Das Ruhrgebiet, das bleibt.
von Thomas Oberender

 

 

Die Ehen der letzten drei Intendanten, die in den vorausgegangenen Jahrzehnten das Theaterleben am Bochumer Schauspielhaus geprägt hatten, waren während ihrer Amtszeit zerbrochen und so geriet auch erste Ehe des Intendanten, bei dem ich dort arbeiten wollte, in Auflösung, als sein Umzug ins Ruhrgebiet anstand. Wie seine hat auch meine Frau hat plötzlich geweint, als wir an einem regnerischen Tag im Auto durch Bochum fuhren. Als wir sechs Jahre später die Koffer packten, um nach Österreich zu ziehen, hat sie ein zweites Mal geweint. Diesmal, weil wir nicht weg wollten. Das Bochumer Schauspielhaus ist ein Theaterbau von seltener Schönheit. Wir waren ein Grüppchen einander relativ fremder Theaterleute aus Berlin und Hamburg, München, Leipzig oder Wien, die dort zu arbeiten anfingen und Matthias Hartmann hatte uns wie Blumen am Wegesrand seiner Theaterlaufbahn gepflückt und schließlich ins Revier getragen. Da waren wir also und dachten, wir wüssten, wo.

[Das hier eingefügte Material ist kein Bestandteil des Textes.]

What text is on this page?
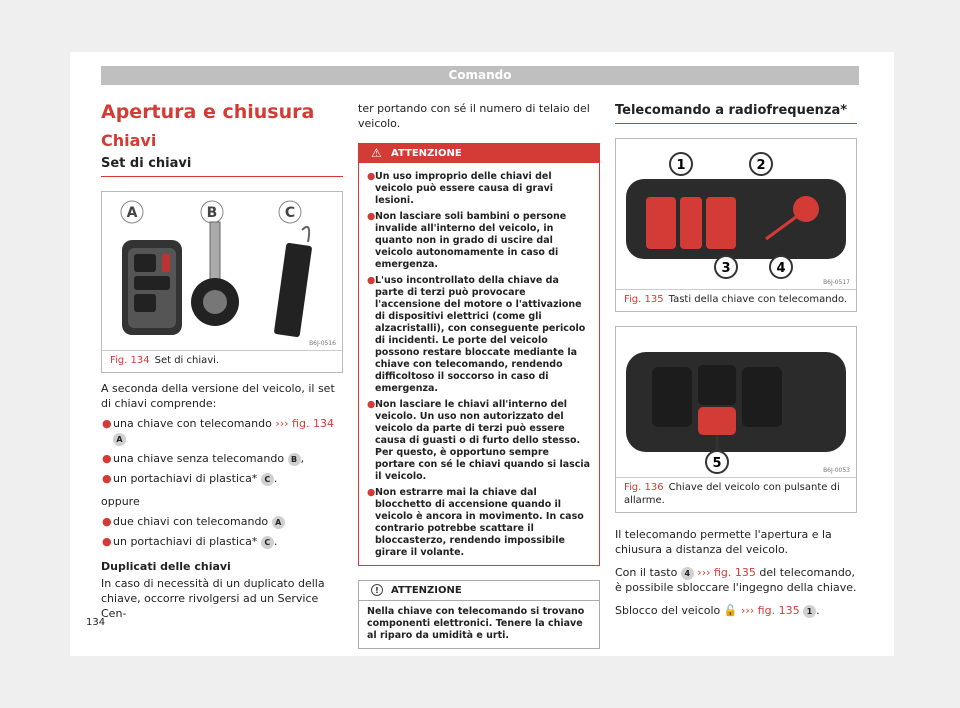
Comando
Apertura e chiusura
Chiavi
Set di chiavi
A	B	C
B6J-0516
Fig. 134 Set di chiavi.

A seconda della versione del veicolo, il set di chiavi comprende:

● una chiave con telecomando ››› fig. 134 A
● una chiave senza telecomando B ,
● un portachiavi di plastica* C .

oppure

● due chiavi con telecomando A
● un portachiavi di plastica* C .

Duplicati delle chiavi

In caso di necessità di un duplicato della chiave, occorre rivolgersi ad un Service Cen-

ter portando con sé il numero di telaio del veicolo.

⚠ ATTENZIONE
● Un uso improprio delle chiavi del veicolo può essere causa di gravi lesioni.
● Non lasciare soli bambini o persone invalide all'interno del veicolo, in quanto non in grado di uscire dal veicolo autonomamente in caso di emergenza.
● L'uso incontrollato della chiave da parte di terzi può provocare l'accensione del motore o l'attivazione di dispositivi elettrici (come gli alzacristalli), con conseguente pericolo di incidenti. Le porte del veicolo possono restare bloccate mediante la chiave con telecomando, rendendo difficoltoso il soccorso in caso di emergenza.
● Non lasciare le chiavi all'interno del veicolo. Un uso non autorizzato del veicolo da parte di terzi può essere causa di guasti o di furto dello stesso. Per questo, è opportuno sempre portare con sé le chiavi quando si lascia il veicolo.
● Non estrarre mai la chiave dal blocchetto di accensione quando il veicolo è ancora in movimento. In caso contrario potrebbe scattare il bloccasterzo, rendendo impossibile girare il volante.
!	ATTENZIONE
Nella chiave con telecomando si trovano componenti elettronici. Tenere la chiave al riparo da umidità e urti.
Telecomando a radiofrequenza*
1	2
3	4
B6J-0517
Fig. 135 Tasti della chiave con telecomando.
5	B6J-0053
Fig. 136 Chiave del veicolo con pulsante di allarme.

Il telecomando permette l'apertura e la chiusura a distanza del veicolo.

Con il tasto 4 ››› fig. 135 del telecomando, è possibile sbloccare l'ingegno della chiave.

Sblocco del veicolo 🔓 ››› fig. 135 1 .

134
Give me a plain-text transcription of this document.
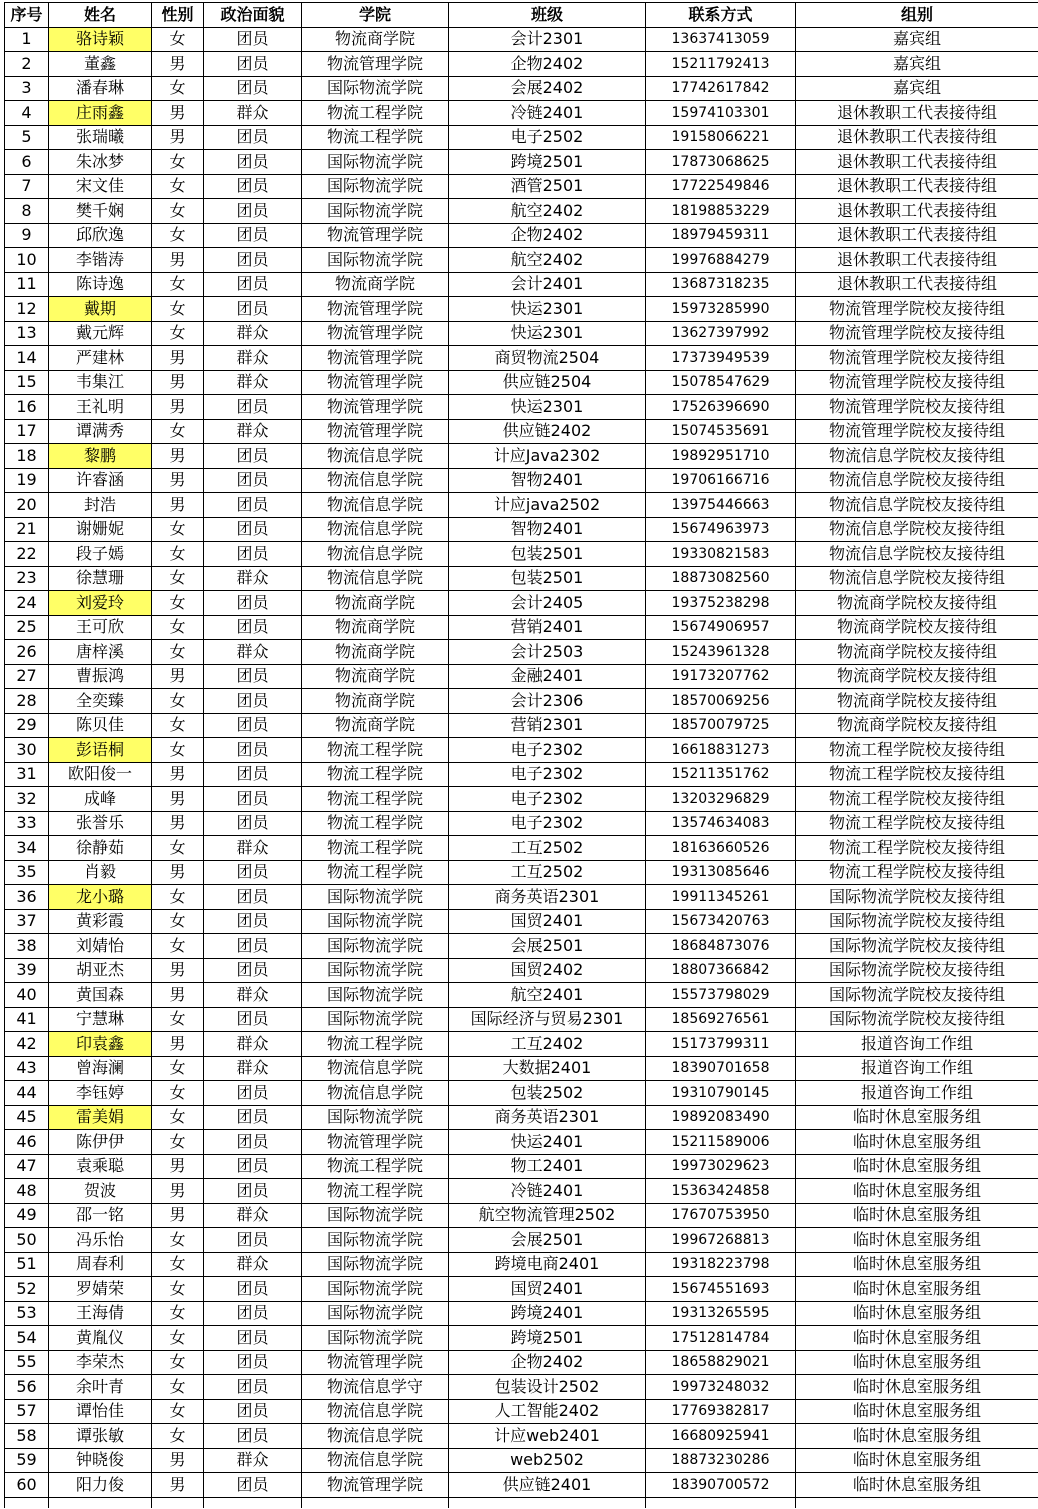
序号	姓名	性别	政治面貌	学院	班级	联系方式	组别
1	骆诗颖	女	团员	物流商学院	会计2301	13637413059	嘉宾组
2	董鑫	男	团员	物流管理学院	企物2402	15211792413	嘉宾组
3	潘春琳	女	团员	国际物流学院	会展2402	17742617842	嘉宾组
4	庄雨鑫	男	群众	物流工程学院	冷链2401	15974103301	退休教职工代表接待组
5	张瑞曦	男	团员	物流工程学院	电子2502	19158066221	退休教职工代表接待组
6	朱冰梦	女	团员	国际物流学院	跨境2501	17873068625	退休教职工代表接待组
7	宋文佳	女	团员	国际物流学院	酒管2501	17722549846	退休教职工代表接待组
8	樊千娴	女	团员	国际物流学院	航空2402	18198853229	退休教职工代表接待组
9	邱欣逸	女	团员	物流管理学院	企物2402	18979459311	退休教职工代表接待组
10	李锴涛	男	团员	国际物流学院	航空2402	19976884279	退休教职工代表接待组
11	陈诗逸	女	团员	物流商学院	会计2401	13687318235	退休教职工代表接待组
12	戴期	女	团员	物流管理学院	快运2301	15973285990	物流管理学院校友接待组
13	戴元辉	女	群众	物流管理学院	快运2301	13627397992	物流管理学院校友接待组
14	严建林	男	群众	物流管理学院	商贸物流2504	17373949539	物流管理学院校友接待组
15	韦集江	男	群众	物流管理学院	供应链2504	15078547629	物流管理学院校友接待组
16	王礼明	男	团员	物流管理学院	快运2301	17526396690	物流管理学院校友接待组
17	谭满秀	女	群众	物流管理学院	供应链2402	15074535691	物流管理学院校友接待组
18	黎鹏	男	团员	物流信息学院	计应Java2302	19892951710	物流信息学院校友接待组
19	许睿涵	男	团员	物流信息学院	智物2401	19706166716	物流信息学院校友接待组
20	封浩	男	团员	物流信息学院	计应java2502	13975446663	物流信息学院校友接待组
21	谢姗妮	女	团员	物流信息学院	智物2401	15674963973	物流信息学院校友接待组
22	段子嫣	女	团员	物流信息学院	包装2501	19330821583	物流信息学院校友接待组
23	徐慧珊	女	群众	物流信息学院	包装2501	18873082560	物流信息学院校友接待组
24	刘爱玲	女	团员	物流商学院	会计2405	19375238298	物流商学院校友接待组
25	王可欣	女	团员	物流商学院	营销2401	15674906957	物流商学院校友接待组
26	唐梓溪	女	群众	物流商学院	会计2503	15243961328	物流商学院校友接待组
27	曹振鸿	男	团员	物流商学院	金融2401	19173207762	物流商学院校友接待组
28	全奕臻	女	团员	物流商学院	会计2306	18570069256	物流商学院校友接待组
29	陈贝佳	女	团员	物流商学院	营销2301	18570079725	物流商学院校友接待组
30	彭语桐	女	团员	物流工程学院	电子2302	16618831273	物流工程学院校友接待组
31	欧阳俊一	男	团员	物流工程学院	电子2302	15211351762	物流工程学院校友接待组
32	成峰	男	团员	物流工程学院	电子2302	13203296829	物流工程学院校友接待组
33	张誉乐	男	团员	物流工程学院	电子2302	13574634083	物流工程学院校友接待组
34	徐静茹	女	群众	物流工程学院	工互2502	18163660526	物流工程学院校友接待组
35	肖毅	男	团员	物流工程学院	工互2502	19313085646	物流工程学院校友接待组
36	龙小璐	女	团员	国际物流学院	商务英语2301	19911345261	国际物流学院校友接待组
37	黄彩霞	女	团员	国际物流学院	国贸2401	15673420763	国际物流学院校友接待组
38	刘婧怡	女	团员	国际物流学院	会展2501	18684873076	国际物流学院校友接待组
39	胡亚杰	男	团员	国际物流学院	国贸2402	18807366842	国际物流学院校友接待组
40	黄国森	男	群众	国际物流学院	航空2401	15573798029	国际物流学院校友接待组
41	宁慧琳	女	团员	国际物流学院	国际经济与贸易2301	18569276561	国际物流学院校友接待组
42	印袁鑫	男	群众	物流工程学院	工互2402	15173799311	报道咨询工作组
43	曾海澜	女	群众	物流信息学院	大数据2401	18390701658	报道咨询工作组
44	李钰婷	女	团员	物流信息学院	包装2502	19310790145	报道咨询工作组
45	雷美娟	女	团员	国际物流学院	商务英语2301	19892083490	临时休息室服务组
46	陈伊伊	女	团员	物流管理学院	快运2401	15211589006	临时休息室服务组
47	袁乘聪	男	团员	物流工程学院	物工2401	19973029623	临时休息室服务组
48	贺波	男	团员	物流工程学院	冷链2401	15363424858	临时休息室服务组
49	邵一铭	男	群众	国际物流学院	航空物流管理2502	17670753950	临时休息室服务组
50	冯乐怡	女	团员	国际物流学院	会展2501	19967268813	临时休息室服务组
51	周春利	女	群众	国际物流学院	跨境电商2401	19318223798	临时休息室服务组
52	罗婧荣	女	团员	国际物流学院	国贸2401	15674551693	临时休息室服务组
53	王海倩	女	团员	国际物流学院	跨境2401	19313265595	临时休息室服务组
54	黄胤仪	女	团员	国际物流学院	跨境2501	17512814784	临时休息室服务组
55	李荣杰	女	团员	物流管理学院	企物2402	18658829021	临时休息室服务组
56	余叶青	女	团员	物流信息学守	包装设计2502	19973248032	临时休息室服务组
57	谭怡佳	女	团员	物流信息学院	人工智能2402	17769382817	临时休息室服务组
58	谭张敏	女	团员	物流信息学院	计应web2401	16680925941	临时休息室服务组
59	钟晓俊	男	群众	物流信息学院	web2502	18873230286	临时休息室服务组
60	阳力俊	男	团员	物流管理学院	供应链2401	18390700572	临时休息室服务组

Von Österreich aus betrachtet kann man sich das Ruhrgebiet so vorstellen, als ob Linz unmittelbar an Innsbruck grenzt und übergeht in St. Pölten, das wiederum an Graz stößt und von Eisenstadt kaum zu unterscheiden ist. Nur mit dem Unterschied, dass in diesem Großraum innerhalb Nordrhein-Westfalens zehn Millionen Menschen leben, weit mehr als in ganz Österreich insgesamt, und hier besserer Fußball gespielt wird. Vielleicht ist das Ruhrgebiet tatsächlich vorstellbar als ein riesiges «Linz», dem der Ruf der staubigen Stahlstadt anhängt, obwohl auch sie längst die Wende von der Industriekultur zur Kulturindustrie vollzogen hat, die Ars Electronica und das Filmfestival Crossing Europe veranstaltet und nur noch saubere Abwässer in die Donau leitet. In dieses riesige «Linz» passt die Fläche des Bundeslandes Wien mehr als zehnmal. Aber was sagt das?